We changed the structure and moved section 3.1 (now it is section 2) before Section 2.1 (now it is 3.1).

 

  1. It would be more informative that the important E3 ligases, such as TRIM25 and RIPLET, are added to Figure 3. The figure should be re-made to contribute with all knowledge provided in the review.

We added TRIM25 and RIPLET in Fig. 3.

 

  1. Line 395-398. “NF-kB initiates inflammatory and innate immune responses to fight against invasion by upregulating the production of chemokines, cytokines, adhesion molecules, and enzymes that produce secondary inflammatory mediators.” The statement is not true. It is well established that pattern recognition receptors (PRRs) recognize viral invasion and initiate innate immune responses, including inflammatory responses. NF-kB pathways are downstream signaling of PRRs (RIG-I) or cytokines (TNF). This part of the summary needs to be modified.

We rephrased the sentence.

 

  1. Line 43. Add references after “…ubiquitination in NF-κB signaling pathways to facilitate viral infection.” Also, add references in Line 210-239.

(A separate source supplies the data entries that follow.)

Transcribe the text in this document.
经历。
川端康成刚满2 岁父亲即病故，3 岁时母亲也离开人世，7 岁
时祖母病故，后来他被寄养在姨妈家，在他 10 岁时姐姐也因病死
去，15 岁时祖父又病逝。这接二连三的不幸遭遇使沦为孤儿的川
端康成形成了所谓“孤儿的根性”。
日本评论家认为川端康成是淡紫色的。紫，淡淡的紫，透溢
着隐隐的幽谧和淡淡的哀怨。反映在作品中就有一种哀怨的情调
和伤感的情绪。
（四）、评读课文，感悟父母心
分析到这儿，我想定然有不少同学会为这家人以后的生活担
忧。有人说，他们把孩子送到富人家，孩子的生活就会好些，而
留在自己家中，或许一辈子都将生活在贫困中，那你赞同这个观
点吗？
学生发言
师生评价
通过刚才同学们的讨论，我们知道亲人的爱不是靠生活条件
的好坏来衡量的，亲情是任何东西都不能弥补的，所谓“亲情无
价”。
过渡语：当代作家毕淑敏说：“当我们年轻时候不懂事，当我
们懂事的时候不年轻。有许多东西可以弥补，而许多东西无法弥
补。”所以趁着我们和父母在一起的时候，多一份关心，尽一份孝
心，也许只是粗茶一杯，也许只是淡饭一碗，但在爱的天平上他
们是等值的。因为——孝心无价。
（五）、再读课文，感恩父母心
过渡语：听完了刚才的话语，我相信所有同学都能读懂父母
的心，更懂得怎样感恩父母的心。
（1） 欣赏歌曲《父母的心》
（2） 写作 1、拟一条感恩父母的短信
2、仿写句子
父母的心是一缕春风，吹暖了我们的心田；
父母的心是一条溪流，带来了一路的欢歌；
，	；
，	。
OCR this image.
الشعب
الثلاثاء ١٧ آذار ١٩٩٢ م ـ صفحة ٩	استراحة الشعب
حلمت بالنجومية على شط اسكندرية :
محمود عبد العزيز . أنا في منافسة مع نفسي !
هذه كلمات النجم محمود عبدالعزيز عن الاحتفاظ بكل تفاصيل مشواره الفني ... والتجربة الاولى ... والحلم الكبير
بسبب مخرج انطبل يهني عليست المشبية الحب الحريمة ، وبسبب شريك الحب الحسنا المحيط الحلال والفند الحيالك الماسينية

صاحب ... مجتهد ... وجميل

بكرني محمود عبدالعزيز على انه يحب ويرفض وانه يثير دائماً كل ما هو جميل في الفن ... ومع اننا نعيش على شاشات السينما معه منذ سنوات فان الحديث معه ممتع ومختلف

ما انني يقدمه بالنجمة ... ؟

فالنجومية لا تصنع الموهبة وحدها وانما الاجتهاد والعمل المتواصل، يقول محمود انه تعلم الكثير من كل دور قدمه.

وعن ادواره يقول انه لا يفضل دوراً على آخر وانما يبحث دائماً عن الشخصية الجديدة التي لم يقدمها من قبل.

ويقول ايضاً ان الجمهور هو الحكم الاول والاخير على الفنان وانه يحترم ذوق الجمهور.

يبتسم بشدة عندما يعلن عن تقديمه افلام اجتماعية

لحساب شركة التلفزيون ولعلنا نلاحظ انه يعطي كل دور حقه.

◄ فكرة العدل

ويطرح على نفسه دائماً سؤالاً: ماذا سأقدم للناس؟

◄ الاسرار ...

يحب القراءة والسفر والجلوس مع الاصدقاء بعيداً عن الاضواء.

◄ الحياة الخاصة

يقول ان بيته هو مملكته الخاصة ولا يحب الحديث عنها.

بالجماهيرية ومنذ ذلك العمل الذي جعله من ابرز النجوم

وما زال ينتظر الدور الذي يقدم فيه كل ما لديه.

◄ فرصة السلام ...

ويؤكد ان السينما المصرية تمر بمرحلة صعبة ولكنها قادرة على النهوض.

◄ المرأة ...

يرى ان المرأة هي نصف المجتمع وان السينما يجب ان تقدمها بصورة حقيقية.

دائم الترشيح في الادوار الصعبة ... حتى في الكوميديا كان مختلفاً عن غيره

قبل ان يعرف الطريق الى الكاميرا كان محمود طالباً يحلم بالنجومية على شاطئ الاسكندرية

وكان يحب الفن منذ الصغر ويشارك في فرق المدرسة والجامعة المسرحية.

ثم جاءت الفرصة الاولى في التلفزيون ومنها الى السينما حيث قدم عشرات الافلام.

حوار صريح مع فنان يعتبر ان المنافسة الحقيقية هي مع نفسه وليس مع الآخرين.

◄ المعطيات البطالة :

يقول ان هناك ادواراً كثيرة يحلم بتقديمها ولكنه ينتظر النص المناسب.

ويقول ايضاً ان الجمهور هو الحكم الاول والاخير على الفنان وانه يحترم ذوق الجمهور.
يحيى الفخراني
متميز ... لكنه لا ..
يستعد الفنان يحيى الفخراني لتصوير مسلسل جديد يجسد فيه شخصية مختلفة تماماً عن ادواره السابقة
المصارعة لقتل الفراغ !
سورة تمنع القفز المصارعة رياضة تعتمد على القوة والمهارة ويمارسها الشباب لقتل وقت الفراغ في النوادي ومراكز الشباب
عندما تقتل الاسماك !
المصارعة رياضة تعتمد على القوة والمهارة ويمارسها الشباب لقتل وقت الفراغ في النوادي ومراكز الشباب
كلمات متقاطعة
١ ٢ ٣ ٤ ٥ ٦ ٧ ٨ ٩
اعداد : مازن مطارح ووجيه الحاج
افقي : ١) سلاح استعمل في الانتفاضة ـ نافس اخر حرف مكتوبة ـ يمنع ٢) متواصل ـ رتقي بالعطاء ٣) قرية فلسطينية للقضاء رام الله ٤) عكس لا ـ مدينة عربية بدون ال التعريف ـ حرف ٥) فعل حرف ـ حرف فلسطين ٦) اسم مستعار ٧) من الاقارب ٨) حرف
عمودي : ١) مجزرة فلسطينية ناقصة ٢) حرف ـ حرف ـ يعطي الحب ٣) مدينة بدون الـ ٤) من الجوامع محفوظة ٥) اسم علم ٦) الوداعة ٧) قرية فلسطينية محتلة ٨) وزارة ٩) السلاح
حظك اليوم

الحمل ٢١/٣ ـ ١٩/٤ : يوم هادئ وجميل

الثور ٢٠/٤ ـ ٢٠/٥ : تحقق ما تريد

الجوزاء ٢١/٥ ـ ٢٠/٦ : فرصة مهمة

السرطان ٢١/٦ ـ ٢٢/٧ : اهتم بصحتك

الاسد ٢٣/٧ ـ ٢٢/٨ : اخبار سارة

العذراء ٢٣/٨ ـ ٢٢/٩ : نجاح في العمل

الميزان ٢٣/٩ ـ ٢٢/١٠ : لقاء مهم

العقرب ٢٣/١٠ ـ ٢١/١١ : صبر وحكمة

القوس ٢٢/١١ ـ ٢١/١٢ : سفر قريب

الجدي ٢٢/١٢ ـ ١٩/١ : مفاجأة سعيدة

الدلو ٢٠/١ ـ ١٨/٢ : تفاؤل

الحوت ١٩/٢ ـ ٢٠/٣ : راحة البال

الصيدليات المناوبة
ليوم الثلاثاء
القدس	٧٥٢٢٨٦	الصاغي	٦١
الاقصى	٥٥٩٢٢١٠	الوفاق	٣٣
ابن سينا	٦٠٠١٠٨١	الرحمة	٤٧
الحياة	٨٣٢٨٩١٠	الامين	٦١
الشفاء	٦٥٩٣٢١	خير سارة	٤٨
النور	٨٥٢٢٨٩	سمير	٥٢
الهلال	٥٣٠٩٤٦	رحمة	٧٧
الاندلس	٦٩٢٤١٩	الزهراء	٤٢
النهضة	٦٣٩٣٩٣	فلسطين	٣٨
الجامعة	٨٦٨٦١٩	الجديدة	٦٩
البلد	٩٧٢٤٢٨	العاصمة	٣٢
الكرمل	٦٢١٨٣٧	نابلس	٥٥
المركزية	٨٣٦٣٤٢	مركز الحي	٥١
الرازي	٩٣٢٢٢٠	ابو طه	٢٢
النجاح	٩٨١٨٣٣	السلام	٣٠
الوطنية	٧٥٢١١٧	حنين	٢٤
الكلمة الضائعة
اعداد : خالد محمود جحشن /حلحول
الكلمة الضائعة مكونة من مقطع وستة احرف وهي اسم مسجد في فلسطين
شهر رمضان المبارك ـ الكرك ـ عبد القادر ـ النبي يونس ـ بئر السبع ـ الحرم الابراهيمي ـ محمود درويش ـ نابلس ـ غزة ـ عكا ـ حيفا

 We deleted “…ubiquitination in NF-κB signaling pathways to facilitate viral infection.” References are added in Line 210-239.

 

  1. It would be interesting to know if there are ubiquitination patterns in NF-κB signaling pathways among different innate immune cells types, such as epithelial cells, dendritic cells and macrophages. The authors could highlight more recent findings in this aspect

This might be beyond the topic of this review.

Reviewer 2 Report

The Nf-kB signalling pathway is one of the major signalling transduction cascades that regulate cell proliferation and defences. Thus, viruses are targeting this cascade, often via targeting ubiquitination events. While recent years have seen a lot of research, a current and comprehensive review of viral manipulation of Nf-kB signalling is absolutely interesting.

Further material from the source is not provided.